- Kirsten Dupuy

- 2 days ago
- 4 min read
In regulated infrastructure, value is not a fixed concept. The value of an infrastructure asset depends on how it is measured and which accounting basis drives returns.
Different accounting frameworks produce markedly different views of the same asset base. Regulatory asset values (RAV), historical cost accounts, and current cost accounts (modern equivalent asset value, MEAV, or replacement cost), each serve distinct purposes. But when the differences between these measures changes, accounting starts to do more than describe reality. It start to influence it.
That dynamic is increasingly apparent in UK utilities.
The disconnect between balance sheets and physical reality
The tension is particularly visible in the gap between regulatory asset value and modern equivalent asset value.
RAV is the asset base on which companies are allowed to earn a return. The RAV was initially set at privatisation, based on market valuations at the time. Subsequent regulatory price reviews have made compounding adjustments to the RAV through financial depreciation and slow-money expenditure. RAV declines through depreciation and increases through slow-money Totex.
MEAV, by contrast, reflects the estimated cost of replacing the existing network with a modern equivalent. It captures the scale of the infrastructure required to deliver current levels of service, irrespective of how those assets are treated within the regulatory framework. The MEAV can also change over time. Deterioration of services reduces the MEAV, as do technological innovation and performance improvements. Inflation increases the MEAV.
The two measures therefore operate on fundamentally different bases. RAV is shaped by cumulative regulated decisions; MEAV by physical and economic reality. The difference between both terms can be large. Utilities are often responsible for systems that are far larger, in physical terms, than those recognised for regulatory purposes. On a modern equivalent basis, asset values can exceed RAV by an order of magnitude.
Thames Water is an extreme case of this, as the company operates the largest and oldest water & wastewater network in the UK. With a RAV of ~£21bn, they operate an asset base of ~£200bn. Even more so, the financially distressed company is currently valued at around ~£10bn, highlighting that the financial reality has detached from the physical asset base.

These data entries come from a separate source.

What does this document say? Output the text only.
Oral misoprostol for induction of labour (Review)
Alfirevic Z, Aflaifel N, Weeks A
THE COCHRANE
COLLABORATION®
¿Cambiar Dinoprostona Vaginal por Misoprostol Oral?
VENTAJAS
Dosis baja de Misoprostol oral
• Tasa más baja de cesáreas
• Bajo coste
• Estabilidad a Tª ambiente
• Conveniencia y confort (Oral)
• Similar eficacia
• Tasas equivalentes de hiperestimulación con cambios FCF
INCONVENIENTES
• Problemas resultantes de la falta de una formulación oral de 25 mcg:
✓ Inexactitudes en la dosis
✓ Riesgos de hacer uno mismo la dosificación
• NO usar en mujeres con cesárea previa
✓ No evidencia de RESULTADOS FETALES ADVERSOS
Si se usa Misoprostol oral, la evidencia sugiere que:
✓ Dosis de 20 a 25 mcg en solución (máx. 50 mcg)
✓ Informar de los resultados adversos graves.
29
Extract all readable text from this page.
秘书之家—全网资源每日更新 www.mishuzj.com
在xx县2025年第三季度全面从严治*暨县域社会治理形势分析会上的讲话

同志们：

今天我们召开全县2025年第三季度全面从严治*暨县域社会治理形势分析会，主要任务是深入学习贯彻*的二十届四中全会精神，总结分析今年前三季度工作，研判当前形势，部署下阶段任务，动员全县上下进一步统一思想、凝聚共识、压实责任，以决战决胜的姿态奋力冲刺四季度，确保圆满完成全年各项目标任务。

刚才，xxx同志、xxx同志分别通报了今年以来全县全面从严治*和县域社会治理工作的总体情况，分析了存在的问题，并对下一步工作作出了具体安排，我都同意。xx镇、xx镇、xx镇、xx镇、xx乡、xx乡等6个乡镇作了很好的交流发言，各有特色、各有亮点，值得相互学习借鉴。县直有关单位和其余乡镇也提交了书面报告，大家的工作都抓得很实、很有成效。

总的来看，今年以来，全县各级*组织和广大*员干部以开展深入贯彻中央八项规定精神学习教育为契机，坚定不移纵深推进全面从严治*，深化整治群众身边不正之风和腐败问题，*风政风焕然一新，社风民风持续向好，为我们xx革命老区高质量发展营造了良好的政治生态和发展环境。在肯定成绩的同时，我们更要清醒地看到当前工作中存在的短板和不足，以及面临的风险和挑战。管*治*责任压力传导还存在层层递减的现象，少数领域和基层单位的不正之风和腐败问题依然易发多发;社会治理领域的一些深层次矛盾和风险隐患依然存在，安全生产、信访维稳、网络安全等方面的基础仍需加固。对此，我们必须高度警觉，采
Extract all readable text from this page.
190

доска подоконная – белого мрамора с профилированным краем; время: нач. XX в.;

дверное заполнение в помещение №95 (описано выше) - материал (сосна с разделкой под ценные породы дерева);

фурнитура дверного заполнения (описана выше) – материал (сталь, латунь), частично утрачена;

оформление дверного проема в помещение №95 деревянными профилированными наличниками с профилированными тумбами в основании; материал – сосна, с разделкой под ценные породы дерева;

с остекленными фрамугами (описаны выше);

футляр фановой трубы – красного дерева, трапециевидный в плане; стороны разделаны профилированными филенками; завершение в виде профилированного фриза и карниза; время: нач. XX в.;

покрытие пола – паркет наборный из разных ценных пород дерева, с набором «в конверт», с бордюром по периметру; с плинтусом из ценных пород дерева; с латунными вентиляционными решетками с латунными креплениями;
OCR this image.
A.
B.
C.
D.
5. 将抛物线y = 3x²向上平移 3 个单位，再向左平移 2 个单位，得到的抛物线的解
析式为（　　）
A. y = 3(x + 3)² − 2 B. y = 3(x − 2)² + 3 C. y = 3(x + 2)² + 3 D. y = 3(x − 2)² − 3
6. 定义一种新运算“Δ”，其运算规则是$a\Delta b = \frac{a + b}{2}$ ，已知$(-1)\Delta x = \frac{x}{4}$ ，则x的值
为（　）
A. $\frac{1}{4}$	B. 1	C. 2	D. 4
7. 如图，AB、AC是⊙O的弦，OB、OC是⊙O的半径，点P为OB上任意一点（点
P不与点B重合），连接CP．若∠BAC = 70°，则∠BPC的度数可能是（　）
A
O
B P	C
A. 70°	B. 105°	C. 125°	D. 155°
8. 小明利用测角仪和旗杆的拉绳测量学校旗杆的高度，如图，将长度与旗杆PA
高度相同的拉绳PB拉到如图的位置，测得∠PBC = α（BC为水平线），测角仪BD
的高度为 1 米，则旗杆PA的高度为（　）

Figure: Thames Water asset values
How asset values shape bills and returns
This matters when we consider the bills customers pay, and services they receive in return. RAV sits at the centre of the regulatory model. It determines allowed revenue, and, ultimately, customer bills. MEAV sits at the centre of the performance utilities can provide.
Regulators apply a cost of capital to the RAV to set returns. As the asset base grows through investment, allowed revenues rise; as it is reduced through depreciation, they fall.
MEAV plays no direct role in this calculation. It reflects the cost of replacing the infrastructure required to provide current services, but it does not determine the base on which returns are earned.
The result is a structural disconnect. Companies must operate, maintain and, where necessary, replace assets based on their physical characteristics and replacement cost. But the financial framework through which they recover costs and earn returns is anchored to a different measure.
Incentives and the structure of the framework
This divergence has clear implications for incentives.
Thames Water illustrates this point. The 10x difference in RAV and MEAV reflects assets that have been depreciated out of the regulatory framework yet remain in active use.
Viewed against RAV, capital maintenance appears substantial, at around 20 per cent. Measured against the full physical asset base, it is closer to 2 per cent. Most of the infrastructure being maintained, in other words, sits outside the asset base on which returns are calculated.

Figure: Thames Water illustrative case study
This feature is not unique to water. In electricity transmission, regulators typically assume economic asset lives of around 45 years, while technical lives can extend well beyond that. Assets therefore remain in service after they have been largely depreciated for regulatory purposes.
The consequence is an asymmetry in how expenditure is treated. New capital investment, once added to the RAV, contributes directly to future returns. By contrast, maintaining assets that have already been depreciated does not increase the asset base in the same way.
Over time, this creates a structural bias. Investment that expands or renews the asset base is more directly linked to returns than expenditure on maintaining existing infrastructure. The framework does not dictate decisions, but it shapes the incentives around them.
There are signs this is playing out in practice. Real RAV across UK infrastructure has grown steadily in recent years, broadly outpacing underlying economic growth. Partly this reflects policy priorities, including investment linked to net zero. But it is also consistent with a system in which additions to the asset base are more directly rewarded than the upkeep of existing assets.

Figure: UK RAV growth over time
The gap between accounting value and physical reality is not new. But as infrastructure ages and capital needs increase, its effects are becoming harder to ignore.
The question is no longer whether the framework creates distortions, but whether it can continue to balance investment, affordability and long-term asset stewardship in their presence.